Depuis juin, et la dissolution impromptue de l’Assemblée nationale, le dialogue entre la Corse et Paris est resté en panne en raison de la crise politique au sommet de l’État. Celle-ci n’est pas résolue, loin de là, et on savait à l’avance que cela limiterait les engagements de la ministre. De là à presque évacuer toute référence à l’autonomie dans ses discours, alors que le président de la République et son prédécesseur ministre en charge du dossier l’avaient mise en avant, il y a clairement le choix de freiner le processus engagé.
Les éléments de langage préparés avant sa venue ont privilégié la reprise d’une rengaine inventée en son temps par Valery Giscard d’Estaing, au lendemain des événements d’Aleria et bien avant le statut particulier décidé par François Mitterrand qui lui a succédé : « il n’y a pas de problème corse, il y a des problèmes en Corse ».

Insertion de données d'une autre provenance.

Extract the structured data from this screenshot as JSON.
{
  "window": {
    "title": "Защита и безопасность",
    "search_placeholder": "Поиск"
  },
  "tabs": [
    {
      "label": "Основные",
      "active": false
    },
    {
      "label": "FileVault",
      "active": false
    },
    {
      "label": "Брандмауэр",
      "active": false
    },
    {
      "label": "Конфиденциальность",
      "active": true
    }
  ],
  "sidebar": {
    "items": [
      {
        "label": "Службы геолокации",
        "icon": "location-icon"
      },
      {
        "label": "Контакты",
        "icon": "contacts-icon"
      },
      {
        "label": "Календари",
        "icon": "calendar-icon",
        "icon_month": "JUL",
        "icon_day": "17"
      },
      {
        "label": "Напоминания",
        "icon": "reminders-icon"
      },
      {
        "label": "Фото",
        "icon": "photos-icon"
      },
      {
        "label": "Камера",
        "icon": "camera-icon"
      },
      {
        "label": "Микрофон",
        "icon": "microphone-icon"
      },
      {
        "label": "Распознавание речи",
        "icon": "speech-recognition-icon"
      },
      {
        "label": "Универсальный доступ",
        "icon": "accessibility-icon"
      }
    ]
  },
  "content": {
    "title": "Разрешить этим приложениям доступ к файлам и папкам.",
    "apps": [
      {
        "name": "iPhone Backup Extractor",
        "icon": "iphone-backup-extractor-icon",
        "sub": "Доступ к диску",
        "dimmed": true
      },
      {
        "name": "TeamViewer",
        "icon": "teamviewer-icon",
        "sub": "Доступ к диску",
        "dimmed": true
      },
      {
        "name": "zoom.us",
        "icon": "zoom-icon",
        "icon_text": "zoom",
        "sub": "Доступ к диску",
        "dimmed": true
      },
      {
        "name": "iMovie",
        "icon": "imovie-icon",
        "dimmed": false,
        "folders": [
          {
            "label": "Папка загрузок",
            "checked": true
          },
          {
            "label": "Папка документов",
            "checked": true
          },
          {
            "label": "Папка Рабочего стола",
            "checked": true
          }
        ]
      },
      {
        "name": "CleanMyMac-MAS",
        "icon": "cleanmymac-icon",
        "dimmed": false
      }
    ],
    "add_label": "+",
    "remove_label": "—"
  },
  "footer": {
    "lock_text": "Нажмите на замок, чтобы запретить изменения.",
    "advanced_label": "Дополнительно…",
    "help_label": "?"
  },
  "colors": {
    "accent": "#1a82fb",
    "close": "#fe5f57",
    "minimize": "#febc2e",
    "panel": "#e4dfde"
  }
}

Toute la galaxie des successeurs des barons du clanisme d’alors, héritiers de Jean Paul de Rocca Serra, Emile Zuccarelli et François Giacobbi, comme les nouveaux CFR du Rassemblement national, ont applaudi à ces propos de la ministre, au nom de la « Corse du quotidien », comme si la Corse d’aujourd’hui était détachée de son passé et n’était pas amenée de préparer son avenir.

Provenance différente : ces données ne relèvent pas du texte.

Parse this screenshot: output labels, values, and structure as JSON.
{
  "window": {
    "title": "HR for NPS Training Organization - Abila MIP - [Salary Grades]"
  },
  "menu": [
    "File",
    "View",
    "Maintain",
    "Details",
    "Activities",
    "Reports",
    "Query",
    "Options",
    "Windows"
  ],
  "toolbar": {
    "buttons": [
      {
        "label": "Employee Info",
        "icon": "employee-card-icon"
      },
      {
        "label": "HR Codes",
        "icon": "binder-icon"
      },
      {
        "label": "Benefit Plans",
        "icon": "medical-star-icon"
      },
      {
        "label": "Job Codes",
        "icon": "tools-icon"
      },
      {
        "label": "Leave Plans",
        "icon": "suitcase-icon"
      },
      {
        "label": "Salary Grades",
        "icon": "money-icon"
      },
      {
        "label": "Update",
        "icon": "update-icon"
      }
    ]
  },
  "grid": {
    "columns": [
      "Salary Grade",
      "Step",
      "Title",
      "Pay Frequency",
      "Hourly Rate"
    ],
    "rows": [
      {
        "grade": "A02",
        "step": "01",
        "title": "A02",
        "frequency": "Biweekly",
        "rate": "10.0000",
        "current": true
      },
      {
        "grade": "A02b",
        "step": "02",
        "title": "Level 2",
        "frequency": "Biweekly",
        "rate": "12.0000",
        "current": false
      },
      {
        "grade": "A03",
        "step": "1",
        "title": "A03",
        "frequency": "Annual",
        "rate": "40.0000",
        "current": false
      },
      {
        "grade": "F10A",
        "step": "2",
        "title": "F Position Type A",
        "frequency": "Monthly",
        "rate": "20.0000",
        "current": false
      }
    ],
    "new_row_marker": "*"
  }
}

Cependant, la déception quant au contenu de ce voyage ne doit pas nous faire ignorer ce qui en fait la première importance : il a eu lieu ! Dans le contexte politique difficile du moment, illustré par les débats budgétaires chaotiques en cours à l’Assemblée nationale, le premier des risques était que la Corse soit écartée de l’agenda politique national. Ce n’est donc pas le cas.

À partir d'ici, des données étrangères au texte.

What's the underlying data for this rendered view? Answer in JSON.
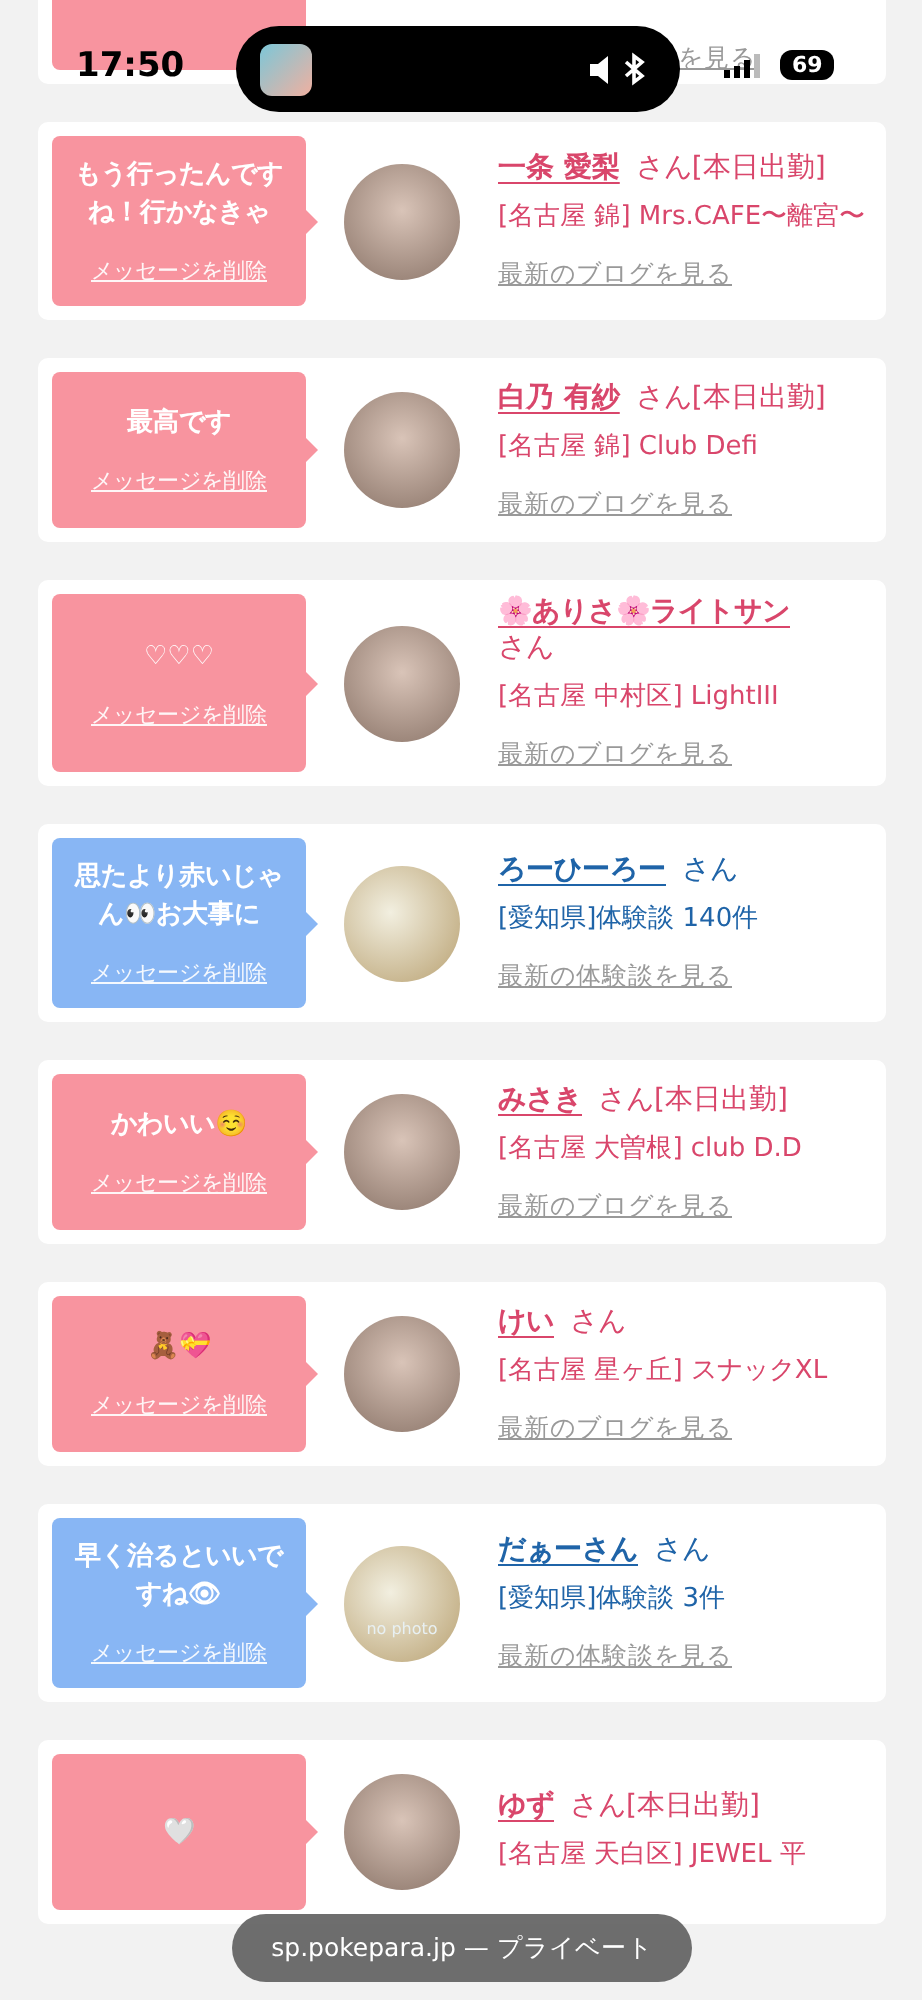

Un calendrier a même été précisément posé par Catherine Vautrin, avec la perspective d’un Congrès à l’automne l’an prochain. D’ici là, les Commissions des Lois du Sénat (c’est en cours), puis de l’Assemblée nationale, donneront leurs avis sur les « écritures constitutionnelles » adoptées par l’accord de Beauvau, avant que le président de la République ne rédige sa proposition de réforme constitutionnelle sur laquelle les deux Assemblées devront délibérer en termes identiques, avant l’été. Ce qui ouvrirait alors les portes du Congrès de Versailles à la réforme constitutionnelle qui permettra l’autonomie de la Corse.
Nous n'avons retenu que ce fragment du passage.